We should be in no doubt that the way the Britain has commemorated World War II has shaped how we see ourselves in the present day. Images from the conflict continue to pop up in difficult times. During a difficult stage of the Brexit negotiations last year, the Daily Mail printed a famous cartoon published after the Dunkirk evacuation of 1940, in which a defiant British soldier shakes his fist defiantly at Europe and vows to continue the fight: ‘Very well alone’.

More famously, the ‘Keep Calm and Carry On’ poster devised in 1939, has been widely imitated ion the twenty-first century, appearing on Tea-towels, mugs, items of clothing and, inevitably, memes on social media. According to design historian Susannah Walker, the poster has become an evocation of British stoicism: the "stiff upper lip", self-discipline, fortitude and remaining calm in adversity. The success of the poster owed much to the financial crash of 2008, and the need for an inspiring message from the past in a time of crisis. Ironically, though, the poster was barely used during the Second World War itself. The slogan was regarded as patronising and divisive, given that wartime suffering was not easily distributed throughout the country, so carrying on was much easier for some than for others, and almost impossible for those whose house had been destroyed, and loved ones killed or wounded. In our modern commemoration of the conflict, we tend to forget about the real hardship, fear, suffering and doubt that ordinary people experienced during the Second World war. Instead, we have mythologised the conflict, remembering an unbreakable Blitz Spirit in which the British people’s single-handed defiance of Hitler enabled them to triumph against the odds.

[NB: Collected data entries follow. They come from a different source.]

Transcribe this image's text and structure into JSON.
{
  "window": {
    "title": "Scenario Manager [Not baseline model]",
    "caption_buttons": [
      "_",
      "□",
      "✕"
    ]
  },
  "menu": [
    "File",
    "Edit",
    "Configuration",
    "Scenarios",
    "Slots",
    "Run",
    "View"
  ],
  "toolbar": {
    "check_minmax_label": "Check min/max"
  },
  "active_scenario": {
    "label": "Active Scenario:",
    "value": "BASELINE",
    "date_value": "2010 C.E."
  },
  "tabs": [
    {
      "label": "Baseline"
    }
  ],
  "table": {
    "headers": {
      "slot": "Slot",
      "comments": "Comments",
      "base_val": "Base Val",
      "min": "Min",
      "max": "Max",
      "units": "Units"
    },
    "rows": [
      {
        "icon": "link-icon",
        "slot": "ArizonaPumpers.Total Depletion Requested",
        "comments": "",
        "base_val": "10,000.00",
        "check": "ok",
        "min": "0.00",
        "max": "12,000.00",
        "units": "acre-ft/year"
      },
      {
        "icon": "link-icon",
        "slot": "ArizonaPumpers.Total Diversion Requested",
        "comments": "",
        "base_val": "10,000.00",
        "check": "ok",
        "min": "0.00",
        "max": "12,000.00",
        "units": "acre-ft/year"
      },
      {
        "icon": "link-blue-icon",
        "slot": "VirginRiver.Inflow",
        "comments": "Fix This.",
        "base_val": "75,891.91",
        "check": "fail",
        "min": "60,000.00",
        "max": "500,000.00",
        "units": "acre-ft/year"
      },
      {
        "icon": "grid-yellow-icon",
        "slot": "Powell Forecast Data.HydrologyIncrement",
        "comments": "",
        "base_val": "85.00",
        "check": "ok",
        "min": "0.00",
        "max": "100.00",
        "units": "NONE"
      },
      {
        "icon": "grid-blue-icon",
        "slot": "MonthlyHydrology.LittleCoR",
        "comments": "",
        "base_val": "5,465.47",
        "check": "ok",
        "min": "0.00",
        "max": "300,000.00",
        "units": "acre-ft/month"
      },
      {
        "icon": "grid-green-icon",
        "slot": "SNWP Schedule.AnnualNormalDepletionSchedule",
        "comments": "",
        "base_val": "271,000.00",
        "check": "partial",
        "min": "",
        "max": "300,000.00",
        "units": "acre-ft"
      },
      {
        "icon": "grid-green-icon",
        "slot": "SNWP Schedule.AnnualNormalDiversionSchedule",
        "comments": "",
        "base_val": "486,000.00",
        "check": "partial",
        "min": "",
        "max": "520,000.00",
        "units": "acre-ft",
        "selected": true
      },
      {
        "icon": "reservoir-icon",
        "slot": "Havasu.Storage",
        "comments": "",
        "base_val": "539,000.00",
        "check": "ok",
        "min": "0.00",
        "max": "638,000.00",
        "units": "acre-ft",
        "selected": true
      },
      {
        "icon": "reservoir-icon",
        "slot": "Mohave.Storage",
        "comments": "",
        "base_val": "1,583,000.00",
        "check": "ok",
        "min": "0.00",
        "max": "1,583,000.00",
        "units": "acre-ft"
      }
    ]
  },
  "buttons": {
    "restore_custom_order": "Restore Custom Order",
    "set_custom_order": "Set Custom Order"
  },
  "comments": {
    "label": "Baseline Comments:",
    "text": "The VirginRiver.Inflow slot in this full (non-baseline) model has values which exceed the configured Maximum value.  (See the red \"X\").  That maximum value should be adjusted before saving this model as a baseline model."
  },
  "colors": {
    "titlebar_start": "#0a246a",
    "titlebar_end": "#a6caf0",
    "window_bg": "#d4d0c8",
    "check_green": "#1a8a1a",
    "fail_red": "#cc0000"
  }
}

It is understandable why British people have found this myth so persuasive and powerful over the last 75 years, but I believe that it is becoming increasingly dangerous. If we do not understand the real reasons why Britain was able to celebrate the defeat of Nazi Germany on VE Day, then we will learn the wrong lessons from the conflict. In the final analysis, the war was a triumph of strategic planning and international cooperation. Even in ‘its darkest hour’ in 1940, Britain was never alone. It still controlled one of the largest empires in human history, and this provided crucial opportunities to hamper German military efforts. More importantly, the entry of the Soviet Union and the United States into the war in 1941 proved to be vital turning-points. Britain’s contribution to the war remained important, but not because of its much-mythologised ‘stiff upper lip’. Instead Britain contributed vital technological innovations to the preparations for D-Day and the assault against Germany on the western Front, creating the famous floating harbours that supported the D-Day landings, and constructing the PLUTO fuel pipeline that sustained the military operations of the allied forces until the German surrender in May 1945.

The challenges that we face in the twenty-first are complex and global in nature. Britain has spent too much of the last 75 years believing that a retreat into ‘splendid isolation’ will insulate it from these challenges, our safety assured by our superior national character, our values and our inherent righteousness. As we are being reminded once again in 2020, the world doesn’t work like that. A spirit of plucky defiance and manic improvisation is no substitute for strategic planning. Leadership requires attention to detail and courage, not just bombastic speeches. If we believe that Britain is exceptional, we may forget that we are also vulnerable. As the country marks VE Day on Friday, take time to draw inspiration from a conflict in which the British people faced a terrible threat, and overcame it with common purpose, international alliances and technological innovation. And then – look forwards.